Vermeer doesn’t just break records at the Rijksmuseum in Amsterdam. The hit show – 450,000 tickets sold in two days – was also filmed for the hit documentary Vermeer: The greatest exposure. Produced by company Exhibition on Screen, the new film about the Dutch Old Master will be shown on more UK cinema screens than any previous art film.
The 90-minute film offers a “private view of the sublime retrospective”, says The Sunday Times, and “generates a frenzy on a par with that of the exhibition itself”. More than 310 cinemas across the UK are screening Vermeer’s film, from Everyman in Winchester in southern England to the Robert Burns Cinema Center in Dumfries, Scotland. The number of screenings is the highest of any art film in the UK, the report adds.
Exhibition on Screen declined to comment on the number of tickets sold, but the Vermeer documentary is the company’s highest-grossing release after two days in theaters (released April 18), a statement said. The Rijksmuseum did not respond to a request for comment on whether it received a fee for its participation.
In an online interview Exhibition on Screen Executive Producer Phil Grabsky discusses the film with documentary director David Bickerstaff.

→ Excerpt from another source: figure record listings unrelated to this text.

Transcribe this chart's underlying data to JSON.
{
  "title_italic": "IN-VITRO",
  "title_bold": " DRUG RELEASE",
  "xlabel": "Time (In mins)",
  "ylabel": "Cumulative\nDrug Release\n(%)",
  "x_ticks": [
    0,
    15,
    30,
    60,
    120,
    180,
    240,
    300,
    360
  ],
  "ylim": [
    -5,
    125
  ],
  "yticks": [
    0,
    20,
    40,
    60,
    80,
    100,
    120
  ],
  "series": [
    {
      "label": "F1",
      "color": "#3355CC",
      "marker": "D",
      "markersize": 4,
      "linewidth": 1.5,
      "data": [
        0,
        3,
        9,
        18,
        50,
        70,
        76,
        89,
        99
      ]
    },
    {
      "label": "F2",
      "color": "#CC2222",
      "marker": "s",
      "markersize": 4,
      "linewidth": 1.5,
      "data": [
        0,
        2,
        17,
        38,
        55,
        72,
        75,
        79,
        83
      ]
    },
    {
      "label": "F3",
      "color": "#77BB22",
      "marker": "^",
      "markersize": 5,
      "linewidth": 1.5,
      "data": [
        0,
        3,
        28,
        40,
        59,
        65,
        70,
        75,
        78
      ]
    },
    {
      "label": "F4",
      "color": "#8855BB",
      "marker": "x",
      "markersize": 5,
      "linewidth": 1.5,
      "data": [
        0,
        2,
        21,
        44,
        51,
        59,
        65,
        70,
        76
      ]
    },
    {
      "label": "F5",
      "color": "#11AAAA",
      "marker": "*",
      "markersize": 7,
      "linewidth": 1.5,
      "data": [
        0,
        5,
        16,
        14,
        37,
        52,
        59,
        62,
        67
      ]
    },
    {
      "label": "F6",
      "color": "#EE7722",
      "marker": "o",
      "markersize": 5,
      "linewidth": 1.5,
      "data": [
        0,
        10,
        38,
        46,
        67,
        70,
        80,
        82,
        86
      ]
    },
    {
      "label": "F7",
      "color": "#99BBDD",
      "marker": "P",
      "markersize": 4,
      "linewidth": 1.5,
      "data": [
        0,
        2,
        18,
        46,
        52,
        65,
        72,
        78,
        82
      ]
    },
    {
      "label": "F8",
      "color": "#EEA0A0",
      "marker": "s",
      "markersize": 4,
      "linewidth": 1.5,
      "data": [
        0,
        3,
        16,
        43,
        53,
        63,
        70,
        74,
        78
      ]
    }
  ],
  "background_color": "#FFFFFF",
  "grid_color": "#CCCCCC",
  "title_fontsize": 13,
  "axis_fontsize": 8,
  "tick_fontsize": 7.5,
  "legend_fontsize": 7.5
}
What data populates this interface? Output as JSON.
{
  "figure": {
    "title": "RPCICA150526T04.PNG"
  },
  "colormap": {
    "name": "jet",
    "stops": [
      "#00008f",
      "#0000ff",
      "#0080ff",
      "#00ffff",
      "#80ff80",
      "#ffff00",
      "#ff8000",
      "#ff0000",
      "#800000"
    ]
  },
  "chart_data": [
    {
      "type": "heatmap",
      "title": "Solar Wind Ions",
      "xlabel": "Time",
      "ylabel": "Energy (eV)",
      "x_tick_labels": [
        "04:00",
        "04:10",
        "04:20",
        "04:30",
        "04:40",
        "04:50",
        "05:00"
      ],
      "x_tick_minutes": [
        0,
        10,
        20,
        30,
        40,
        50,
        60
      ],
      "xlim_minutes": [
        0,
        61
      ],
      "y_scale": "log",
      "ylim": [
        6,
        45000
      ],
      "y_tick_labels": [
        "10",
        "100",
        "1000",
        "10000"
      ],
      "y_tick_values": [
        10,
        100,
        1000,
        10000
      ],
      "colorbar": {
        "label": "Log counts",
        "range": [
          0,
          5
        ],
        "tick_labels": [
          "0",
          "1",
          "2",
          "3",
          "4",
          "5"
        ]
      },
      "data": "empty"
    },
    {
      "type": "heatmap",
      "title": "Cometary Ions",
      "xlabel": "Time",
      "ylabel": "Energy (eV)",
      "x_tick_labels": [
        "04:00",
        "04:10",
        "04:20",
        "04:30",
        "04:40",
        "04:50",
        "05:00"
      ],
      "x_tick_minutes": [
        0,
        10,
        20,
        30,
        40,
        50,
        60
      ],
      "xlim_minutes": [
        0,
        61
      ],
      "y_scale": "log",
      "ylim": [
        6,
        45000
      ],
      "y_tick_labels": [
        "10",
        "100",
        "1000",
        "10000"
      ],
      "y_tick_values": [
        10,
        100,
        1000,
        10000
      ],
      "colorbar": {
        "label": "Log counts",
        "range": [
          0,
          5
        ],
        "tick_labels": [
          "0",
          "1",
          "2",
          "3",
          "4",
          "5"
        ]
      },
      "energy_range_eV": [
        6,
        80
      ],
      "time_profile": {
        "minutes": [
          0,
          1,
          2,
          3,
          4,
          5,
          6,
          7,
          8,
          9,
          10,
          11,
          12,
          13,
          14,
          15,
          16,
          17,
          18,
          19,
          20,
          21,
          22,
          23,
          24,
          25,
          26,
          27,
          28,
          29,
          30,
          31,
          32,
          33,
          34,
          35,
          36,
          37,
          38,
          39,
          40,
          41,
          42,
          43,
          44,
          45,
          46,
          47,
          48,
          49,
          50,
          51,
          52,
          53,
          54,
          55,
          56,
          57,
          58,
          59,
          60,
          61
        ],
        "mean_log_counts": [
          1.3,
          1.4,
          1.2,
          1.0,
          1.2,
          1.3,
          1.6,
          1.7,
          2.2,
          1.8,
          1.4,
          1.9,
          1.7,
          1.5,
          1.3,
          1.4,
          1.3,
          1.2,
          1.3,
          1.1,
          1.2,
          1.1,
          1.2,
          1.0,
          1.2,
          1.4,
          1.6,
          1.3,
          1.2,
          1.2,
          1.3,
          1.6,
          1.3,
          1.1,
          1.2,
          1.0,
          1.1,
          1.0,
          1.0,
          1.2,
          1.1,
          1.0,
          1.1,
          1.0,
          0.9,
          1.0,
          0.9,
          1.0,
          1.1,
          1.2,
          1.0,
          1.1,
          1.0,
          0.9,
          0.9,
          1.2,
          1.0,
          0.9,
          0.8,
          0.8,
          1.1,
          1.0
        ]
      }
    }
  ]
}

Pointing out that there are 28 Vermeer paintings on display at the Rijksmuseum, Grabsky asks, “If the exhibit had only been 15 Vermeers, do you think that’s a slightly weaker film?”

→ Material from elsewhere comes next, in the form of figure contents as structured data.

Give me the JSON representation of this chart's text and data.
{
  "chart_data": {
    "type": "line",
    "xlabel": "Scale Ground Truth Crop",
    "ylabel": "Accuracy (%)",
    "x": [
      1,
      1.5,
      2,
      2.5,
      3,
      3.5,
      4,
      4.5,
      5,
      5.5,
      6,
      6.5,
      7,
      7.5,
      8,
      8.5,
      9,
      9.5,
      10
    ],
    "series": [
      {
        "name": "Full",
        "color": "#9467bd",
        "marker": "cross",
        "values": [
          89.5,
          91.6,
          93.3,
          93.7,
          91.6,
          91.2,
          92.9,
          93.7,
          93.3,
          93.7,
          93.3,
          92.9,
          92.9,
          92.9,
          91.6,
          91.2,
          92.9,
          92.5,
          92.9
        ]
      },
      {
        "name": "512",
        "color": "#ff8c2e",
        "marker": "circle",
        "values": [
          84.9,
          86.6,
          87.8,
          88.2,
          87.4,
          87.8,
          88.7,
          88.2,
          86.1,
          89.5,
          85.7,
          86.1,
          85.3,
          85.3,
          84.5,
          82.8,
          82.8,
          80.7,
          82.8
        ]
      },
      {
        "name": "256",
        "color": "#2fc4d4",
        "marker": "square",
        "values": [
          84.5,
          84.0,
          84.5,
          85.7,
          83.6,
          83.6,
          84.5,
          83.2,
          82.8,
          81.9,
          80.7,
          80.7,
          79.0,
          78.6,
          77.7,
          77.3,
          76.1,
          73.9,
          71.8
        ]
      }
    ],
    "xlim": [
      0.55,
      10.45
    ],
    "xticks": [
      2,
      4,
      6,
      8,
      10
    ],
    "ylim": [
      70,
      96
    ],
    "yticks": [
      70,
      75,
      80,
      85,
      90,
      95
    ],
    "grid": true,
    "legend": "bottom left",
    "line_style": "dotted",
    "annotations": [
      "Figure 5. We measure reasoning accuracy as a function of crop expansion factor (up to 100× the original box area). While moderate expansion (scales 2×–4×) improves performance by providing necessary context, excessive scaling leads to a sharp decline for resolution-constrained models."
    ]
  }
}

“There’s absolutely no doubt…When you see them one after the other…you can see the progression of his mastery and the themes he keeps developing,” Bickerstaff says.
Grabsky points out that the team had privileged access to the exhibit while the director says he found paintings he had never seen before made an impression. “I did not see The Allegory of the Catholic Faith (circa 1670, on loan from the Metropolitan Museum of Art, New York) in front of which is one of the last paintings… he brought all his art to it, the theatrical setting, the central figure with a dramatic gesture.
The next Screen Exhibition project is Stories from Tokyo (May 23) which deals with the TOKYO exhibition organized at the Ashmolean Museum in Oxford in 2021.